What’s the use of a creative writing course?

People write. If they’re good enough, they get published. Then they write more and get more things published. Then they earn lots of money. All this happens smoothly and words flow in a constant stream of inspiration.

Pah! If only the business of writing were that simple!

Human beings are a complicated lot and writers themselves are a scruffy, jumbled bag. They write very different things and in very different ways. One thing holds true though, whether you wop words out on the page quicker than a laser-jet printer, or mull over your masterpiece for decades; it’s a long, tough road and you will probably write alone. You may get lonely and self-doubt could well tag along for the ride.

Creative writing courses are a great way to shake off pesky cling-ons of uncertainty and isolation that can be so severe as to make some writers give up completely. The chance to sit in amongst like-minded people who love to shuffle words around and tell stories, coming with their own ideas and angles, can be an invigorating experience not just for a complete beginner, but just as much for a writer who’s been battling along alone for a good while. And a writer at absolutely any stage can meet an inspirational writer or teacher who highlights something about their writing that they could not themselves see.

Want some hard proof of the brilliant revitalising power a writing course can have? No problem…

Poet Jane Clarke took part in a poetry course at the IWC back in 2007 led by Catherine Phil MacCarthy. She sowed the seeds of a poem there, The Lighthouse Keeper, drawing on Catherine’s encouragement to explore persona and to absorb herself completely in someone else’s life

Jane finished the course and abandoned the poem, thinking it was not really working and that she would return to it later.
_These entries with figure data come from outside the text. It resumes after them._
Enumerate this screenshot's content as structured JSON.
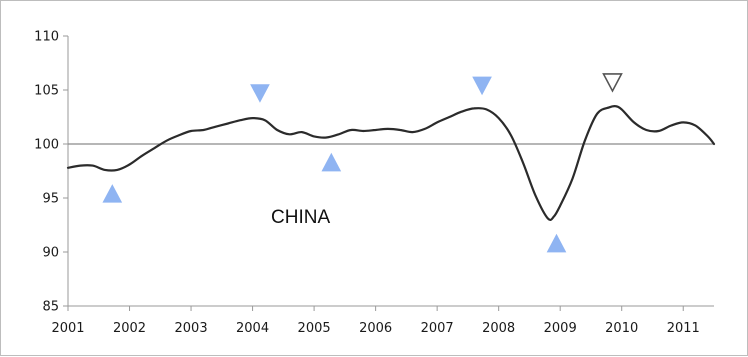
{
  "chart_data": {
    "type": "line",
    "title": "",
    "xlabel": "",
    "ylabel": "",
    "annotation": "CHINA",
    "xlim": [
      2001.0,
      2011.5
    ],
    "ylim": [
      85,
      110
    ],
    "x_ticks": [
      2001,
      2002,
      2003,
      2004,
      2005,
      2006,
      2007,
      2008,
      2009,
      2010,
      2011
    ],
    "x_tick_labels": [
      "2001",
      "2002",
      "2003",
      "2004",
      "2005",
      "2006",
      "2007",
      "2008",
      "2009",
      "2010",
      "2011"
    ],
    "y_ticks": [
      85,
      90,
      95,
      100,
      105,
      110
    ],
    "y_tick_labels": [
      "85",
      "90",
      "95",
      "100",
      "105",
      "110"
    ],
    "reference_line": 100,
    "grid": false,
    "series": [
      {
        "color": "#2b2b2b",
        "x": [
          2001.0,
          2001.2,
          2001.4,
          2001.6,
          2001.8,
          2002.0,
          2002.2,
          2002.4,
          2002.6,
          2002.8,
          2003.0,
          2003.2,
          2003.4,
          2003.6,
          2003.8,
          2004.0,
          2004.2,
          2004.4,
          2004.6,
          2004.8,
          2005.0,
          2005.2,
          2005.4,
          2005.6,
          2005.8,
          2006.0,
          2006.2,
          2006.4,
          2006.6,
          2006.8,
          2007.0,
          2007.2,
          2007.4,
          2007.6,
          2007.8,
          2008.0,
          2008.2,
          2008.4,
          2008.6,
          2008.8,
          2008.9,
          2009.0,
          2009.2,
          2009.4,
          2009.6,
          2009.8,
          2009.9,
          2010.0,
          2010.2,
          2010.4,
          2010.6,
          2010.8,
          2011.0,
          2011.2,
          2011.4,
          2011.5
        ],
        "y": [
          97.8,
          98.0,
          98.0,
          97.6,
          97.6,
          98.1,
          98.9,
          99.6,
          100.3,
          100.8,
          101.2,
          101.3,
          101.6,
          101.9,
          102.2,
          102.4,
          102.2,
          101.3,
          100.9,
          101.1,
          100.7,
          100.6,
          100.9,
          101.3,
          101.2,
          101.3,
          101.4,
          101.3,
          101.1,
          101.4,
          102.0,
          102.5,
          103.0,
          103.3,
          103.2,
          102.4,
          100.8,
          98.2,
          95.2,
          93.1,
          93.3,
          94.3,
          96.8,
          100.3,
          102.8,
          103.4,
          103.5,
          103.2,
          102.0,
          101.3,
          101.2,
          101.7,
          102.0,
          101.7,
          100.7,
          100.0
        ]
      }
    ],
    "markers": [
      {
        "x": 2001.72,
        "y": 95.4,
        "shape": "triangle-up",
        "fill": "#8fb4f2"
      },
      {
        "x": 2004.12,
        "y": 104.7,
        "shape": "triangle-down",
        "fill": "#8fb4f2"
      },
      {
        "x": 2005.28,
        "y": 98.3,
        "shape": "triangle-up",
        "fill": "#8fb4f2"
      },
      {
        "x": 2007.73,
        "y": 105.4,
        "shape": "triangle-down",
        "fill": "#8fb4f2"
      },
      {
        "x": 2008.94,
        "y": 90.8,
        "shape": "triangle-up",
        "fill": "#8fb4f2"
      },
      {
        "x": 2009.85,
        "y": 105.7,
        "shape": "triangle-down",
        "fill": "none"
      }
    ]
  }
}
It didn’t happen. That is until, three years later, Jane found herself in another poetry course at the Centre, this time led by Paula Meehan, whose focus was very different; breath, rhythm and line. Inspired once more, Jane rustled through her papers at home, pulled out that poem and reworked it from a new angle. She then submitted it to an international poetry competition, the iYeats Poetry Contest, and won first prize.

Jane, a member of the Airfield Writers’ Group, has been writing for a long time and has had many poems published, but she has no doubt that putting yourself into different, creative experiences can take you in exciting writing directions. So as well as a chance to learn new things, a creative writing course could be just as useful in giving you an external stimulus; to put it another way, a blooming good kick up the typewriter!

Congratulations to Jane on her win and we look forward to seeing more of her work published in the future.

1 comment:

  1. What you describe here is exactly what happened to me. I had written a lot of poetry and when it was read by an older established poet, he gave me some advice about my writing. Though I was not able to follow through on it at the time, because the inspiration just wouldn't come to me. However some time later it did just all flood and my writing was transformed.